Куржаков расстегнул нагрудный карман Ромашкина, чтобы взять документы, и уловил слабое веяние живого тепла. Ротный поискал пульс, не нашел и приложил ухо к груди лейтенанта.
- Куда же вы его волокете? - гневно спросил Куржаков оторопевших красноармейцев. - Живой ваш командир! Несите в санчасть. Эх вы, братья-славяне!
- Так задубел он весь, - виновато сказал Оплеткин.
- Ты сам задубел, в могилу живого тянешь! Несите бегом, может, и выживет.
* * *
Ромашкин открыл глаза и увидел пожилую женщину в белой косынке.
- Ну вот мы и очнулись, - сказала она.
Василий удивился - откуда женщина его знает? Кажется, это он?, когда-то назвала его верблюжонком. Но как она сюда попала? А вернее, как он попал к ней? Василий спросил:
- Это вы плакали в военкомате? Она кивнула.
- Я, милый, я. Все бабы плачут в военкомате: кто живого провожает, кто похоронную получил.
- Нет, я про двадцать второе июня.
- Правильно, - согласилась женщина, - и в тот день я плакала.
Ромашкин понял - она соглашается потому, что он больной, нет, не больной, а раненый. Он вспомнил: однажды болел отец, и мама всему, что бы он ни говорил, поддакивала, со всем соглашалась. Тяжелобольным не возражают, им нельзя волноваться. Значит, я тяжелый.
- Он еще бредит, - сказал грубый голос рядом. Василий посмотрел - на кровати сидел человек в нижнем белье.
- Нет, не бредит, - удивился тот, - на меня смотрит.
- Где я? - спросил Ромашкин женщину.
- В госпитале, милый, в госпитале.
- А в какой городе?
- В поселке Индюшкино.
Ромашкин улыбнулся.
- Смешное название.
- Смешное, милый. Ты больше не говори. Нельзя тебе.
- А почему? Куда я ранен? - И вдруг вспомнил, как огненная оса впилась в грудь. Она тут же заворочалась, стала жалить внутри.

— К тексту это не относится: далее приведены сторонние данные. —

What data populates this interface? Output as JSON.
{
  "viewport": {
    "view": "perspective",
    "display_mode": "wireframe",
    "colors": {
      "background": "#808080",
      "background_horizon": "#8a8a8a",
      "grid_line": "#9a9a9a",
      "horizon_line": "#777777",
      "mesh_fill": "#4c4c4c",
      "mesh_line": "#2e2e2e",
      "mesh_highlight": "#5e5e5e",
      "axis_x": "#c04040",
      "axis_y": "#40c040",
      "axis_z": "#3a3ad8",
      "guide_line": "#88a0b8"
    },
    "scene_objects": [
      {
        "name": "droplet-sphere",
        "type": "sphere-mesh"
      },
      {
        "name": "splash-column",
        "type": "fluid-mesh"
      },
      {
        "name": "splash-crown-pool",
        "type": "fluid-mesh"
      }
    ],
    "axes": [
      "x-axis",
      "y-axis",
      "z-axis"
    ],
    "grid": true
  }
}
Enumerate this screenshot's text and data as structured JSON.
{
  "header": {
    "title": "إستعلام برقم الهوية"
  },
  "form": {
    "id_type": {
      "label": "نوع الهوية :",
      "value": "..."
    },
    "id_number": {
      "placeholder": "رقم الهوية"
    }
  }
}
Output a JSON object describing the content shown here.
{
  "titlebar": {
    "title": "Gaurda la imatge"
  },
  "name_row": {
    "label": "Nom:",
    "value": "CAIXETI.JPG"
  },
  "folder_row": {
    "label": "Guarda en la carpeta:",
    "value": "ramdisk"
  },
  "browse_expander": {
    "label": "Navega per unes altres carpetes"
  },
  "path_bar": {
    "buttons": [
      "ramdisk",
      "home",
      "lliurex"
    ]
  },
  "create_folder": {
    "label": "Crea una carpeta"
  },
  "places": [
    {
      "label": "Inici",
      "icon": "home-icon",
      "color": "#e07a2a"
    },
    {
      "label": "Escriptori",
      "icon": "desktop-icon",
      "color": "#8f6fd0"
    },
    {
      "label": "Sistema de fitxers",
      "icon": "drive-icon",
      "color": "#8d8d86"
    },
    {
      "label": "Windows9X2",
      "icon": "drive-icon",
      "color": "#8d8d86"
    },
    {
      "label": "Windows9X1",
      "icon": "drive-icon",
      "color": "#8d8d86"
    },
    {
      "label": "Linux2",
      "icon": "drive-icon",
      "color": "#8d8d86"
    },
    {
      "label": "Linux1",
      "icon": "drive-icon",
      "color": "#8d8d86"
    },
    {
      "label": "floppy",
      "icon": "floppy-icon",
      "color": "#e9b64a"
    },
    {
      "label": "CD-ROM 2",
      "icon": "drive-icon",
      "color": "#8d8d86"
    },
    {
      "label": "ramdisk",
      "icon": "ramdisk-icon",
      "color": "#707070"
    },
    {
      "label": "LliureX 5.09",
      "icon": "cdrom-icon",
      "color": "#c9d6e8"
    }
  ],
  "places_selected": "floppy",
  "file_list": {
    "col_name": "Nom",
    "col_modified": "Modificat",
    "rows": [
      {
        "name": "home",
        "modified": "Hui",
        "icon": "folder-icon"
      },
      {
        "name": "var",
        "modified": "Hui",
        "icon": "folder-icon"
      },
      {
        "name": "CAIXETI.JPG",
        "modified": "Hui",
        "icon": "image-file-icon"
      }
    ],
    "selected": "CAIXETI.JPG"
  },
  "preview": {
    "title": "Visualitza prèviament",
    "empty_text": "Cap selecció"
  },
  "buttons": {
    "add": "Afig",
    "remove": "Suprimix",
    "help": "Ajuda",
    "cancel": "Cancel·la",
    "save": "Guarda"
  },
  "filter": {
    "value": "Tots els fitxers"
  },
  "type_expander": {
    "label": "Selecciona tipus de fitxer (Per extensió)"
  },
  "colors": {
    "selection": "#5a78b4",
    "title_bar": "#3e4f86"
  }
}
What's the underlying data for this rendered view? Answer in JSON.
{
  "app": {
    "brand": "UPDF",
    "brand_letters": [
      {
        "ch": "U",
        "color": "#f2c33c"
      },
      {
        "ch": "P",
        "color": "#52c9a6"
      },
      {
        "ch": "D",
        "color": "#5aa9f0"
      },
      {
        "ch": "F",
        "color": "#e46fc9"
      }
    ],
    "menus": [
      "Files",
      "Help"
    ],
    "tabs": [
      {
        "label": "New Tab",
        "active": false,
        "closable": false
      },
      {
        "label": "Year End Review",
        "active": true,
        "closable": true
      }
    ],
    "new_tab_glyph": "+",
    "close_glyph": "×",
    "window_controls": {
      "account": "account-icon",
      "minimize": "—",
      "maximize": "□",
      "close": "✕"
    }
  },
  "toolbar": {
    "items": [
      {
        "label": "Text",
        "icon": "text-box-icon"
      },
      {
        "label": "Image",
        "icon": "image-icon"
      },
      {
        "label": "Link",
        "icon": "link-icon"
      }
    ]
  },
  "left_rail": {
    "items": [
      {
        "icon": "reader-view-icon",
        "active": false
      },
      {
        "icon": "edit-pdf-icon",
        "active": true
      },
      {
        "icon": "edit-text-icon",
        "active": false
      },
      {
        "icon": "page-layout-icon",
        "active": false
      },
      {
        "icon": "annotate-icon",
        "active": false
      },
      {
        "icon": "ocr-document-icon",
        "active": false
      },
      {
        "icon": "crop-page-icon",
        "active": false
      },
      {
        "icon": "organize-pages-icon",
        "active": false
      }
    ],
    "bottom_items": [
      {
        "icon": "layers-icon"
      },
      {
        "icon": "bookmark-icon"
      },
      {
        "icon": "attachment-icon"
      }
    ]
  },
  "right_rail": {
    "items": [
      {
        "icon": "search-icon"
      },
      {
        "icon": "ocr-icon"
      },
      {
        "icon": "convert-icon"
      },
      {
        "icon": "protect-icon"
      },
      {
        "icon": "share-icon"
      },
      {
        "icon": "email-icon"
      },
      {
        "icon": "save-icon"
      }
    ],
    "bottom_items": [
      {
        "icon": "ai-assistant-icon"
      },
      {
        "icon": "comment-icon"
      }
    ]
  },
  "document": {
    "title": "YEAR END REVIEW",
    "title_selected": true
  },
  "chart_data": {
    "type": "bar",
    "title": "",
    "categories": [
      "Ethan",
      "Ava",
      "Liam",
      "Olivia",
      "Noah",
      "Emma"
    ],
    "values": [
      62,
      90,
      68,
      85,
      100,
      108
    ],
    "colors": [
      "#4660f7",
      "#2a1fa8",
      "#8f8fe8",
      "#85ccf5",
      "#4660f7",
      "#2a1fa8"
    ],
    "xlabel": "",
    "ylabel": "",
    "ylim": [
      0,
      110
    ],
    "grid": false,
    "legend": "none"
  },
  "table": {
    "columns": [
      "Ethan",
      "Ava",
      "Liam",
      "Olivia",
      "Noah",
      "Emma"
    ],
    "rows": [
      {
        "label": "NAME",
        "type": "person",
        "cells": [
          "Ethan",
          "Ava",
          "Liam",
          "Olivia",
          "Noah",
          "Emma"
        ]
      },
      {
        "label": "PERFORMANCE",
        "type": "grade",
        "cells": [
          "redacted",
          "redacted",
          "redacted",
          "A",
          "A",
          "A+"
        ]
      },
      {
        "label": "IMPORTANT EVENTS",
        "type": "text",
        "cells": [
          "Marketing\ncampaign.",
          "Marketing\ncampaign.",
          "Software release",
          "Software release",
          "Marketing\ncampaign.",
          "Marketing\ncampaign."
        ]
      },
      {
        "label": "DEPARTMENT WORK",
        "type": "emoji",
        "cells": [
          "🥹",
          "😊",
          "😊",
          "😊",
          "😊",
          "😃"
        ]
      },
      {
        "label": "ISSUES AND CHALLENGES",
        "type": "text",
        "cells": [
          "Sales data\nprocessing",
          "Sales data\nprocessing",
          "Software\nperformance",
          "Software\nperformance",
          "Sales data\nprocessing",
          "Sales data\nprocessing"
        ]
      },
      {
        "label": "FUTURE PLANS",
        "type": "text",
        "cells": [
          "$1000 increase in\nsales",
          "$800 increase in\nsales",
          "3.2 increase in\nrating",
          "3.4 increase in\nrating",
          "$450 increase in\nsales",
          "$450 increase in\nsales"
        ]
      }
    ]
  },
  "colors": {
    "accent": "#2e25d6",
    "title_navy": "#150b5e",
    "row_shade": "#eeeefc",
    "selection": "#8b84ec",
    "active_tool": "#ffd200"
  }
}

Ромашкина забил сухой, разрывающий грудь кашель. - Осу выньте, осу! - застонал он.
- Опять завел про осу, - сказал сосед нянечке. - Опять он поплыл, Мария Никифоровна.
- Это ничего, - ответила нянечка, поправляя подушку. - Уж коли в себя приходил, значит, на поправку идет.
Ромашкин лежал в полевом госпитале километрах в двадцати от передовой. Здесь были самые разные раненые такие, кого не было смысла увозить в тыл ранения легкие, несколько недель - и человек пойдет в строй; и такие, кого сразу нельзя эвакуировать, они назывались нетранспортабельными. Их выводили из тяжелого состояния и уж потом отправляли дальше. Ромашкин был "тяжелым" не по ранению, а из-за простуды и большой потери крови.
Вскоре ему стало лучше. Теперь он уже не проваливался в темную мягкую пропасть, все время был в сознании. Только мучил раздирающий все в груди кашель. От этого кашля и сотрясения рана горела и кровоточила.
Пожилой военврач со шпалой на петлице, видневшейся из-под белого халата, весело говорил:
- Просто удивительно!.. В мирное время человек с таким букетом сквозное ранение в грудь плюс крупозное воспаление легких - поправлялся, как минимум, месяц. А теперь неделя - и уже молодец.